Viele der betroffenen Ärtzinnen und Ärzte haben inzwischen Schreiben  (ohne Absender; per Fax) erhalten, mit denen versucht wird, das Problem zu bagatellisieren. Bei uns sind verschiedene Schreiben der Firma Sigma zu den Vorwürfen des Zollfahndungsamtes Essen und zu einer Durchsuchungsaktion bekannt. Es wird eine Rechtfertigung nach § 73 AMG behauptet. In einem neuen Schreiben der Firma Sigma wird die Auffassung vertreten, dass die Anwendung eines Arzneimittels keine Abgabe und damit auch kein Inverkehrbringen sei.

Teilweise werden in den Schreiben zutreffend Rechtsprobleme angesprochen, die es zu klären gilt. Teilweise sind die Schreiben jedoch eher als ein Versuch anzusehen, die Händler zu schützen, als die Ärzte zu entlasten.
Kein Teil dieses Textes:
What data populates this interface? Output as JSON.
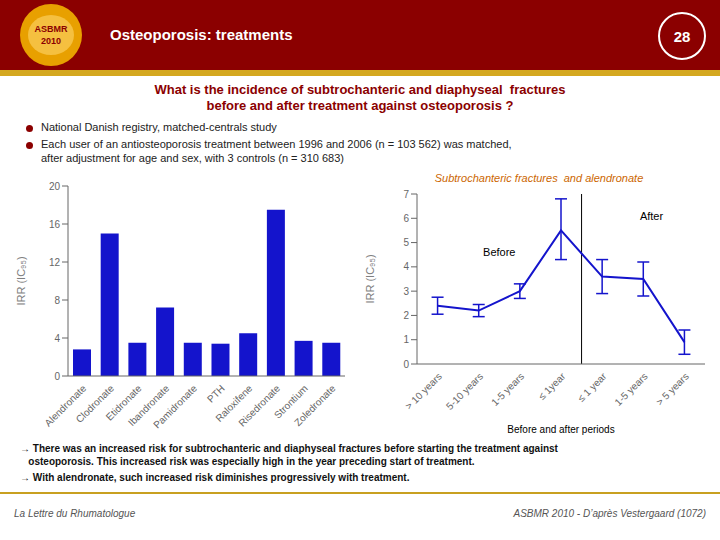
{
  "title": [
    "What is the incidence of subtrochanteric and diaphyseal  fractures",
    "before and after treatment against osteoporosis ?"
  ],
  "annotations": [
    "ASBMR",
    "2010",
    "Osteoporosis: treatments",
    "28",
    "National Danish registry, matched-centrals study",
    "Each user of an antiosteoporosis treatment between 1996 and 2006 (n = 103 562) was matched,",
    "after adjustment for age and sex, with 3 controls (n = 310 683)",
    "→ There was an increased risk for subtrochanteric and diaphyseal fractures before starting the treatment against",
    "   osteoporosis. This increased risk was especially high in the year preceding start of treatment.",
    "→ With alendronate, such increased risk diminishes progressively with treatment.",
    "La Lettre du Rhumatologue",
    "ASBMR 2010 - D’après Vestergaard (1072)"
  ],
  "chart_data": [
    {
      "type": "bar",
      "categories": [
        "Alendronate",
        "Clodronate",
        "Etidronate",
        "Ibandronate",
        "Pamidronate",
        "PTH",
        "Raloxifene",
        "Risedronate",
        "Strontium",
        "Zoledronate"
      ],
      "values": [
        2.8,
        15.0,
        3.5,
        7.2,
        3.5,
        3.4,
        4.5,
        17.5,
        3.7,
        3.5
      ],
      "color": "#1414CC",
      "ylabel": "IRR (IC₉₅)",
      "ylim": [
        0,
        20
      ],
      "yticks": [
        0,
        4,
        8,
        12,
        16,
        20
      ]
    },
    {
      "type": "line",
      "title": "Subtrochanteric fractures  and alendronate",
      "categories": [
        "> 10 years",
        "5-10 years",
        "1-5 years",
        "≤ 1year",
        "≤ 1 year",
        "1-5 years",
        "> 5 years"
      ],
      "values": [
        2.4,
        2.2,
        3.0,
        5.5,
        3.6,
        3.5,
        0.9
      ],
      "yerr_low": [
        0.35,
        0.25,
        0.3,
        1.2,
        0.7,
        0.7,
        0.5
      ],
      "yerr_high": [
        0.35,
        0.25,
        0.3,
        1.3,
        0.7,
        0.7,
        0.5
      ],
      "color": "#1414CC",
      "marker": "none",
      "ylabel": "IRR (IC₉₅)",
      "xlabel": "Before and after periods",
      "ylim": [
        0,
        7
      ],
      "yticks": [
        0,
        1,
        2,
        3,
        4,
        5,
        6,
        7
      ],
      "annotations": [
        "Before",
        "After"
      ]
    }
  ]
}
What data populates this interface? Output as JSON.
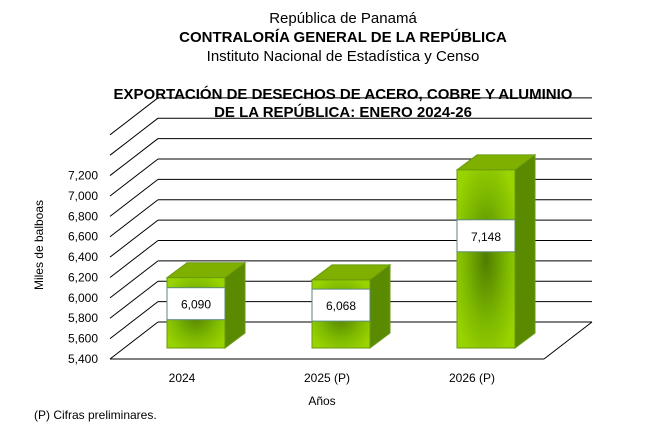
{
  "header": {
    "country": "República de Panamá",
    "office": "CONTRALORÍA GENERAL DE LA REPÚBLICA",
    "institute": "Instituto  Nacional de Estadística  y  Censo"
  },
  "footnote": "(P) Cifras  preliminares.",
  "colors": {
    "bar_front": "#8cc300",
    "bar_side": "#5a8a00",
    "bar_top": "#7fb000",
    "grid": "#000000"
  },
  "chart_data": {
    "type": "bar",
    "title_lines": [
      "EXPORTACIÓN DE DESECHOS DE ACERO, COBRE Y ALUMINIO",
      "DE LA REPÚBLICA: ENERO 2024-26"
    ],
    "categories": [
      "2024",
      "2025 (P)",
      "2026 (P)"
    ],
    "values": [
      6090,
      6068,
      7148
    ],
    "value_labels": [
      "6,090",
      "6,068",
      "7,148"
    ],
    "xlabel": "Años",
    "ylabel": "Miles de balboas",
    "ylim": [
      5400,
      7600
    ],
    "yticks": [
      5400,
      5600,
      5800,
      6000,
      6200,
      6400,
      6600,
      6800,
      7000,
      7200
    ],
    "ytick_labels": [
      "5,400",
      "5,600",
      "5,800",
      "6,000",
      "6,200",
      "6,400",
      "6,600",
      "6,800",
      "7,000",
      "7,200"
    ],
    "grid": true,
    "style": "3d"
  }
}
Aktuelle Ergänzung 3: Schreiben Sigma vom 6. September 2012

Am 6. September 2012 wurde in in den Strafverfahren gegen Frauenärzte des Zollfahndungsamtes Essen ein weiteres Fax der Firma Sigma Gyn vom 06.09.2012 an die Betroffenen verschickt. Der in diesem Schreiben gemachten Aufforderung, „sich zusammenzuschließen“ sollte nicht unkritisch gefolgt werden. Die Interessen der Firma SigmaGyn dürften sich kaum mit den Interessen der Ärtze in Einklang bringen lassen.

Aktuelle Ergänzung 4: Angebot der Zollfahndung Essen, das Verfahren gegen Geldauflage einzustellen (Oktober 2012)

Im Oktober 2012 wurden die beschuldigten Frauenärztinnen und -ärzte durch die Zollfahndung Essen angeschrieben. Es wurde ihnen eine Einstellung des Ermittlungsverfahrens gegen die Zahlung einer Geldauflage angeboten. Die meisten der ursprünglich im Raum stehenden Vorwürfe haben sich inzwischen in Luft aufgelöst. Für die Betroffenen stellt sich nun die Frage, ob man für die „Taube auf dem Dach“ (einen Freispruch oder eine Einstellung ohne Geldauflage) kämpfen soll, oder ob man den „Spatz in der Hand“ (schnelle Erledigung des Verfahrens durch Zahlung einer Geldauflage) kämpfen soll.